1985, premier retour d’Afrique.
Sans le sou, la tête farcie de phrases, les doigts languissant d’un clavier, je me mis en quête d’un lieu paisible où écrire.
Ma mère et son mari possédaient dans le Lubéron une villa qu’ils n’occupaient que deux mois par an. J’en sollicitai les clés, ils m’envoyèrent me faire foutre.
Je fus sauvé des bancs publics par mon parrain, le docteur Jean-François Duvinage, son épouse, ma bien-aimée Martine, leurs filles Emmanuelle et Anne-Lise, qui m’ouvrirent les portes de leurs cœurs et celles de leur maison.
Là, dans une chambre meublée de tissu bleu et de chêne verni, devant le doux rectangle d’une fenêtre ouverte sur l’automne provençal, j’écrivis ce que je considère être mon premier texte abouti.
L’Auberge de l’Espérance
(une ancienne légende des temps modernes)
Au bout de cent vingt et un jours et de cent vingt et une nuits, Tonton Basile, observant la maison depuis la rue, se prit à sourire.
Un sourire esquissé, certes.
D’une part, il y avait si longtemps que personne dans le pays n’avait plus l’occasion de sourire que l’habitude s’en était perdue. D’autre part, le fier Tonton Basile était coquet et n’aimait guère exhiber à l’air libre le duo de gencives irrégulières mal peuplées de chicots qu’était devenue sa bouche.

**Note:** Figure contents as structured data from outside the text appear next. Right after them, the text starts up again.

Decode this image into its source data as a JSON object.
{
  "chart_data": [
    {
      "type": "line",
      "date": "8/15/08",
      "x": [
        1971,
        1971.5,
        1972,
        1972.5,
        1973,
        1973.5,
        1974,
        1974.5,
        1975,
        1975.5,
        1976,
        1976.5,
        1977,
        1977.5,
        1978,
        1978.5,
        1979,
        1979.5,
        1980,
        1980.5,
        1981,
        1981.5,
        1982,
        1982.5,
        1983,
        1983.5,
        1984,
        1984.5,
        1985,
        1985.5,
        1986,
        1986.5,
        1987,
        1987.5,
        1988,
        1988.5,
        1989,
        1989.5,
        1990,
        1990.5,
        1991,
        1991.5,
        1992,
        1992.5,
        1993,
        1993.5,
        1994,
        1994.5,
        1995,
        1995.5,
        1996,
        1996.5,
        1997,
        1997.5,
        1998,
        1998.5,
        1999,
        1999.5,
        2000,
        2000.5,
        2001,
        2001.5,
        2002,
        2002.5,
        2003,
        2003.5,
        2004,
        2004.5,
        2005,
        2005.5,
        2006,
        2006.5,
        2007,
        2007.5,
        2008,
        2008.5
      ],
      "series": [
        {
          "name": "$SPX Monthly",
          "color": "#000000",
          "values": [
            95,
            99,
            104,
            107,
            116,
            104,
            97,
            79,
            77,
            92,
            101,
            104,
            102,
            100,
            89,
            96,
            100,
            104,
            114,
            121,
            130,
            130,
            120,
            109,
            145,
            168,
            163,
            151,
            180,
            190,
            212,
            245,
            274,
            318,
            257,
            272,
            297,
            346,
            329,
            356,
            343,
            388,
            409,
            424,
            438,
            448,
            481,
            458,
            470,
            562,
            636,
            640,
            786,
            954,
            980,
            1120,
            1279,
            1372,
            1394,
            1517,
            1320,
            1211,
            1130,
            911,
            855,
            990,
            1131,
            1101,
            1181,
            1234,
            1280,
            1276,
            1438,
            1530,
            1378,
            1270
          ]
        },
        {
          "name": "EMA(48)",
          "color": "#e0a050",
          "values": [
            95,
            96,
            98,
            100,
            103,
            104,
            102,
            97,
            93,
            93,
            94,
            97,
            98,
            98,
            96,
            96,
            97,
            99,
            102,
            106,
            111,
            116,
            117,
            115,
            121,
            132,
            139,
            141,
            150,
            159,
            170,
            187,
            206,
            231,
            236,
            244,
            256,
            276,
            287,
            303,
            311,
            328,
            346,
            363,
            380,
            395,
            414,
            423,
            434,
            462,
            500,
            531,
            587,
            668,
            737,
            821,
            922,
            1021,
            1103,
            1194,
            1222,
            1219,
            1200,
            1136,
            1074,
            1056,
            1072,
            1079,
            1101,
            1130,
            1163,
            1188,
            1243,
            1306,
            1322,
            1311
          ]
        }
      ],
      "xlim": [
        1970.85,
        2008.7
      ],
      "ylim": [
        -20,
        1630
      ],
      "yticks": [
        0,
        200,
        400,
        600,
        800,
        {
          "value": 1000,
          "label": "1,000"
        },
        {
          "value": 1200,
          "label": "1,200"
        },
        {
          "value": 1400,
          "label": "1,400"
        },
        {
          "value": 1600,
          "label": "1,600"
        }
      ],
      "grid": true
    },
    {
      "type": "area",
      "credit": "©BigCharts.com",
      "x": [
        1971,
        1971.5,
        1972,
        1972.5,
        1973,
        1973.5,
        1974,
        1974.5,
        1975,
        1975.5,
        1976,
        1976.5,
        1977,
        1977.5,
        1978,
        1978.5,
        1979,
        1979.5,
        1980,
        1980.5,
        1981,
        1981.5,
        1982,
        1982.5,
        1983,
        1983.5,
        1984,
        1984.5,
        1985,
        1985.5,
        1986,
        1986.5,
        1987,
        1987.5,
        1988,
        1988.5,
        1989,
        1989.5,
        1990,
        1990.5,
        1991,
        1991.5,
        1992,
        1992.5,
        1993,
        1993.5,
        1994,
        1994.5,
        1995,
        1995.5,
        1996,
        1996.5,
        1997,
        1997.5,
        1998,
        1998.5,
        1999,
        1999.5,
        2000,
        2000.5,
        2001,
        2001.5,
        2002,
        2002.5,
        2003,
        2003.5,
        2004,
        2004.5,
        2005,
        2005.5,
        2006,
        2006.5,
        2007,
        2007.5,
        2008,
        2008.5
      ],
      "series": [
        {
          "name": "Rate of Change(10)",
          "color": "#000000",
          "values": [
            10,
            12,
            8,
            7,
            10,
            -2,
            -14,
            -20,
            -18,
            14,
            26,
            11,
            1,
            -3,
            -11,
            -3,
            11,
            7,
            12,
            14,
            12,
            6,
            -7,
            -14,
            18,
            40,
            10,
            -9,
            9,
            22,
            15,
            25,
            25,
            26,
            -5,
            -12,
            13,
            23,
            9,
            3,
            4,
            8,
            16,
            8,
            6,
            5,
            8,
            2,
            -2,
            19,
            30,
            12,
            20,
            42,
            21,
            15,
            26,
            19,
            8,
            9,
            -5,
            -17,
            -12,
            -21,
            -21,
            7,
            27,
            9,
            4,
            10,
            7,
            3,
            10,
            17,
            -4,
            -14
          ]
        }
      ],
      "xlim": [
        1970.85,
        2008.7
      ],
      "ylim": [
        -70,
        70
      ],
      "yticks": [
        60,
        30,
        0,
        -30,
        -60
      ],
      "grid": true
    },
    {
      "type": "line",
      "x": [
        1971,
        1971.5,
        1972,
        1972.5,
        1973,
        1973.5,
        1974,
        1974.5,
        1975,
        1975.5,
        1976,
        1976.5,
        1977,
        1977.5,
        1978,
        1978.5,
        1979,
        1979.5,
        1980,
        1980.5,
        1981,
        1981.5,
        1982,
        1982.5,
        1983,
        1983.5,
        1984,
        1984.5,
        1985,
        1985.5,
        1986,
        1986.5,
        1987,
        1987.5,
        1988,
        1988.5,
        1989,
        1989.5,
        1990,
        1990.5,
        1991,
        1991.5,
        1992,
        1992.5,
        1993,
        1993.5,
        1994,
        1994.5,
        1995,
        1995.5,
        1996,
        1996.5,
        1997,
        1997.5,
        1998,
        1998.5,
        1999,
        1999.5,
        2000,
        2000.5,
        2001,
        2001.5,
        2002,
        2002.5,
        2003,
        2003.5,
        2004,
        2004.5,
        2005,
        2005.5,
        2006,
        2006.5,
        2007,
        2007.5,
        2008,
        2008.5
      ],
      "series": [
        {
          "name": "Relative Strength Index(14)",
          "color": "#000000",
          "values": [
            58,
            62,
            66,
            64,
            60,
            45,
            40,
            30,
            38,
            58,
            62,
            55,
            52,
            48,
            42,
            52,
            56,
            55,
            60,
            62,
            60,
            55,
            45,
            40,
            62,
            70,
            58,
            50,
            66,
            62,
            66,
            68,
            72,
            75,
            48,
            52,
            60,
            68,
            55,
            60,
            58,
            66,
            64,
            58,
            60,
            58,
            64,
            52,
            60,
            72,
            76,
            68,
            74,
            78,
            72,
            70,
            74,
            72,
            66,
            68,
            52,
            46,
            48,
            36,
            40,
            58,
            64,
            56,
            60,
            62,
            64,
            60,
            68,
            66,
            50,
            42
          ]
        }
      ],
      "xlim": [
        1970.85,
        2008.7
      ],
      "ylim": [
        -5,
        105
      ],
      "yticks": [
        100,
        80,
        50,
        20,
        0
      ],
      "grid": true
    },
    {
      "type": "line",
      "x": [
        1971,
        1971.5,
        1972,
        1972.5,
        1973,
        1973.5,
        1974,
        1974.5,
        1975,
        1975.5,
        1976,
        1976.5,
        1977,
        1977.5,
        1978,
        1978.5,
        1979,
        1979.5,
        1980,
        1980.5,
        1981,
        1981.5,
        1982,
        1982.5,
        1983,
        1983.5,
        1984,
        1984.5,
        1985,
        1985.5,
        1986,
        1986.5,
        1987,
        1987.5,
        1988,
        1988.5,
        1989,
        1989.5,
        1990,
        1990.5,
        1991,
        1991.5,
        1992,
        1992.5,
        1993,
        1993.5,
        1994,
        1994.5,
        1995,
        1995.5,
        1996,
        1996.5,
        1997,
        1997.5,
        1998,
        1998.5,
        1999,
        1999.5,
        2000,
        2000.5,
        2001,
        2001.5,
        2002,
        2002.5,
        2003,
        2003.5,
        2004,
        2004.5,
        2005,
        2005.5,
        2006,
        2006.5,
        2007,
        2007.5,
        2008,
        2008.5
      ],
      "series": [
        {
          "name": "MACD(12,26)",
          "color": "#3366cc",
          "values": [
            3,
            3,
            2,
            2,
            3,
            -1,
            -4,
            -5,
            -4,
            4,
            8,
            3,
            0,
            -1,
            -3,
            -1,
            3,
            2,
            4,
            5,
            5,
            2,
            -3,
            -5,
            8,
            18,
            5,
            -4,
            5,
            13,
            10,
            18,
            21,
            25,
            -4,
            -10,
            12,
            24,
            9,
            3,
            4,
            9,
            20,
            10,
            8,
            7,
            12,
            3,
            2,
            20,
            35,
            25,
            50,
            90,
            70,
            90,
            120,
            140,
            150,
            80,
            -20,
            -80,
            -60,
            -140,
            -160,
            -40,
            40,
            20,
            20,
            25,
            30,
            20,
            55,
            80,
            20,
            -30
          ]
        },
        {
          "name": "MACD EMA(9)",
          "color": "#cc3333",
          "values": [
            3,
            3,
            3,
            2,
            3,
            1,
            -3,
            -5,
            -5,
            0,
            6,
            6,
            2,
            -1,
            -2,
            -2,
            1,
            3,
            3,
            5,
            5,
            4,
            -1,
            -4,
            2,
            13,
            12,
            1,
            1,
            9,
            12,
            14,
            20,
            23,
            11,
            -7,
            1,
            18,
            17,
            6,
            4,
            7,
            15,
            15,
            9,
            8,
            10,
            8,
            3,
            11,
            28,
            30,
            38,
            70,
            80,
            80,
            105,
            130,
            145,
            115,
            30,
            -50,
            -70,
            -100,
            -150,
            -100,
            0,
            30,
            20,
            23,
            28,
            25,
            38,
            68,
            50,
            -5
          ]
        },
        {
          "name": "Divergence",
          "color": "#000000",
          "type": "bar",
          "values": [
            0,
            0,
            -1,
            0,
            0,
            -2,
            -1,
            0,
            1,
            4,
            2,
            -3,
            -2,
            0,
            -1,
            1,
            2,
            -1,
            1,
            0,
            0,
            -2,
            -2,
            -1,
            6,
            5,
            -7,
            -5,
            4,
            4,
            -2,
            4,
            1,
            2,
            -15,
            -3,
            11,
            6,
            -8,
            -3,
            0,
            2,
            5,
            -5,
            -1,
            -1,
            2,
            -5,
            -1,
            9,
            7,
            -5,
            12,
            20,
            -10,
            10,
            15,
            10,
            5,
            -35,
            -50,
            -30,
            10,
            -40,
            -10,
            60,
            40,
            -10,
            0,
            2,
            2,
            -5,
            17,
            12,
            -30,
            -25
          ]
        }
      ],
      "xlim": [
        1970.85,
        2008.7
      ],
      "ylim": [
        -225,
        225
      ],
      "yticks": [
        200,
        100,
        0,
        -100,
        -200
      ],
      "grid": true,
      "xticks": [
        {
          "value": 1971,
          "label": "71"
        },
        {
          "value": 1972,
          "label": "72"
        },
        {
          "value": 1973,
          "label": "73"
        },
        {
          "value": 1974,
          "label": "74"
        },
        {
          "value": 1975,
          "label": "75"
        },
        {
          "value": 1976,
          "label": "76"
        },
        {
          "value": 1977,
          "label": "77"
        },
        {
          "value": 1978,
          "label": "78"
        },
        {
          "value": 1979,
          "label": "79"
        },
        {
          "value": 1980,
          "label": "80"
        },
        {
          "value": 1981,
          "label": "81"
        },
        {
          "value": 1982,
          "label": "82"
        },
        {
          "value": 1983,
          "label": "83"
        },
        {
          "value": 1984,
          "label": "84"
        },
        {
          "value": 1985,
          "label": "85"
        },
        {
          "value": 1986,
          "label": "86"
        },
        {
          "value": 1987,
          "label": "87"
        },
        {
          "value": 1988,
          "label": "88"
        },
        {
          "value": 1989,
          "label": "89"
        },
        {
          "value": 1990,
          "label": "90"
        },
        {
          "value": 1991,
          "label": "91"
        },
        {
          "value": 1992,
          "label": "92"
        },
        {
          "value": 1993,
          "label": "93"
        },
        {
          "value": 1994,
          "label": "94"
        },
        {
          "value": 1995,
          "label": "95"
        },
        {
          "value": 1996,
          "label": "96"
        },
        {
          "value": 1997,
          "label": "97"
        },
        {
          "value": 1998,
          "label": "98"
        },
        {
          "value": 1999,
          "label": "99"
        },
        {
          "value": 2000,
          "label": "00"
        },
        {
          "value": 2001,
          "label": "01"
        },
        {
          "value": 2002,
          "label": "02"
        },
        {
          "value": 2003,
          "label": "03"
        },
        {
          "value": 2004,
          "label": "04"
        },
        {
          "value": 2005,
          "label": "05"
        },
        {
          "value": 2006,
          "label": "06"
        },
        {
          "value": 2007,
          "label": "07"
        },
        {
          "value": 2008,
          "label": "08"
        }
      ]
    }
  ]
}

Un sourire à lèvres retenues, donc, certes, mais un sourire quand même.
La maison avait de l’allure.
Un semblant d’allure, certes.
Elle était loin d’avoir recouvré sa splendeur passée.
Certes.
Les hauts murs en restaient rongés par les ans et l’abandon, fissurés ça et là, marbrés de dégoulinades de pourriture. Les fenêtres n’étaient protégées que par des pans de grillages par endroits crevés et des morceaux de bâches dépareillées. Sur le toit, l’ordonnancement des tuiles était trop souvent interrompu par des charpies de tôle rouillée. Enfin, trônant au sommet de sa volée de marches sinuées de lézardes, la porte d’entrée, dépouillée des vieilles planches qui la protégeaient naguère, semblait une gueule noire en train de crier misère à qui n’entendait pas.
Certes.
Certes.
Mais, la regardant, on sentait tout de même à mille signes que la vie l’habitait de nouveau.
— C’est incontestable, décida Tonton Basile. Voilà une bâtisse de nouveau décente et prête à recevoir tous les gens qu’elle pourra et même plus si nécessaire !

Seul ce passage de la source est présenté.